Event.Module (Auditd) for Auditbeat

Am trying to monitor logs in with Auditbeat version 7.4. specifically the auditd module.I have created a yml file to send send the logs to logstash. please how do I extract the time and date of each event in the auditd module.
I tried this code

auditbeat.modules:
- module: auditd
  log:
    enabled: true
  ...
  processors:
    - date:
        field: event.timestamp
        target_field: custom_timestamp
        formats:
          - 'UNIX'
        timezone: 'UTC

but it did not work out because the date pre-processor does not exist. Do I have to create one and if yes how do I do it.

Thanks once more for you fast response

What are you trying to accomplish?

The timestamp of the event is stored in the @timestamp field and does not need to be processed as it is already a valid time object internally.

• Base Fields | Elastic Common Schema (ECS) Reference [8.11] | Elastic
• Define processors | Auditbeat Reference [8.11] | Elastic

Hi Andrew,
Thanks for your quick response
the auditd module unlike system module has no timestamp like "event.start" or "event.end" field.
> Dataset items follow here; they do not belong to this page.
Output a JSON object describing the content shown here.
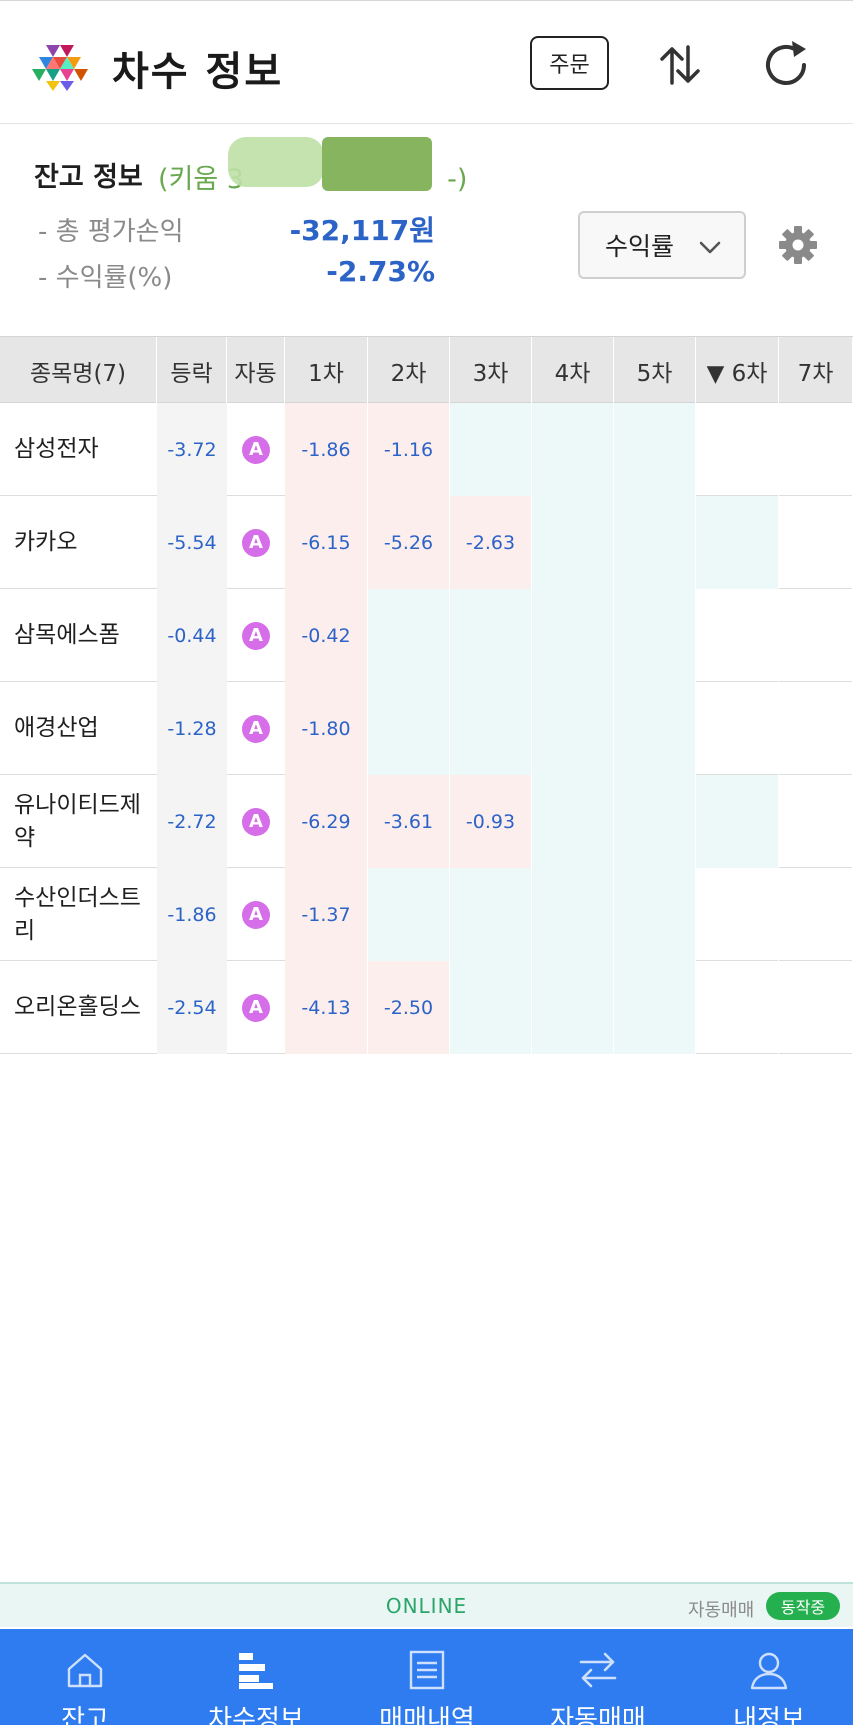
{
  "header": {
    "title": "차수 정보",
    "order_label": "주문",
    "icons": [
      "app-logo",
      "swap-vertical-icon",
      "refresh-icon"
    ]
  },
  "balance": {
    "title": "잔고 정보",
    "account_prefix": "(키움 3",
    "account_suffix": "-)",
    "total_eval_label": "- 총 평가손익",
    "total_eval_value": "-32,117원",
    "return_label": "- 수익률(%)",
    "return_value": "-2.73%",
    "sort_label": "수익률"
  },
  "table": {
    "columns": [
      "종목명(7)",
      "등락",
      "자동",
      "1차",
      "2차",
      "3차",
      "4차",
      "5차",
      "▼ 6차",
      "7차"
    ],
    "rows": [
      {
        "name": "삼성전자",
        "change": "-3.72",
        "auto": "A",
        "steps": [
          "-1.86",
          "-1.16",
          "",
          "",
          "",
          "",
          ""
        ]
      },
      {
        "name": "카카오",
        "change": "-5.54",
        "auto": "A",
        "steps": [
          "-6.15",
          "-5.26",
          "-2.63",
          "",
          "",
          "",
          ""
        ]
      },
      {
        "name": "삼목에스폼",
        "change": "-0.44",
        "auto": "A",
        "steps": [
          "-0.42",
          "",
          "",
          "",
          "",
          "",
          ""
        ]
      },
      {
        "name": "애경산업",
        "change": "-1.28",
        "auto": "A",
        "steps": [
          "-1.80",
          "",
          "",
          "",
          "",
          "",
          ""
        ]
      },
      {
        "name": "유나이티드제약",
        "change": "-2.72",
        "auto": "A",
        "steps": [
          "-6.29",
          "-3.61",
          "-0.93",
          "",
          "",
          "",
          ""
        ]
      },
      {
        "name": "수산인더스트리",
        "change": "-1.86",
        "auto": "A",
        "steps": [
          "-1.37",
          "",
          "",
          "",
          "",
          "",
          ""
        ]
      },
      {
        "name": "오리온홀딩스",
        "change": "-2.54",
        "auto": "A",
        "steps": [
          "-4.13",
          "-2.50",
          "",
          "",
          "",
          "",
          ""
        ]
      }
    ]
  },
  "status": {
    "online": "ONLINE",
    "auto_trade_label": "자동매매",
    "auto_trade_badge": "동작중"
  },
  "nav": {
    "items": [
      {
        "label": "잔고",
        "icon": "home-icon"
      },
      {
        "label": "차수정보",
        "icon": "bars-icon"
      },
      {
        "label": "매매내역",
        "icon": "document-icon"
      },
      {
        "label": "자동매매",
        "icon": "transfer-icon"
      },
      {
        "label": "내정보",
        "icon": "user-icon"
      }
    ]
  },
  "colors": {
    "accent_blue": "#2e7cf0",
    "value_blue": "#2c63c7",
    "account_green": "#6aa84f",
    "auto_badge_purple": "#d56ee8",
    "online_green": "#2aa66a"
  }
}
The @timestamp is the one built in by logstash. For the auditd logs the "msg" has the time component as shown

type=SYSCALL msg=audit(1234874638.599:5207): arch=c000003e syscall=2 
success=yes exit=4 a0=62fb60 a1=0 a2=31 a3=0 items=1 ppid=25400 pid

How do i extract this component and include it under the processor in the yml file configuration file of Auditbeat modules.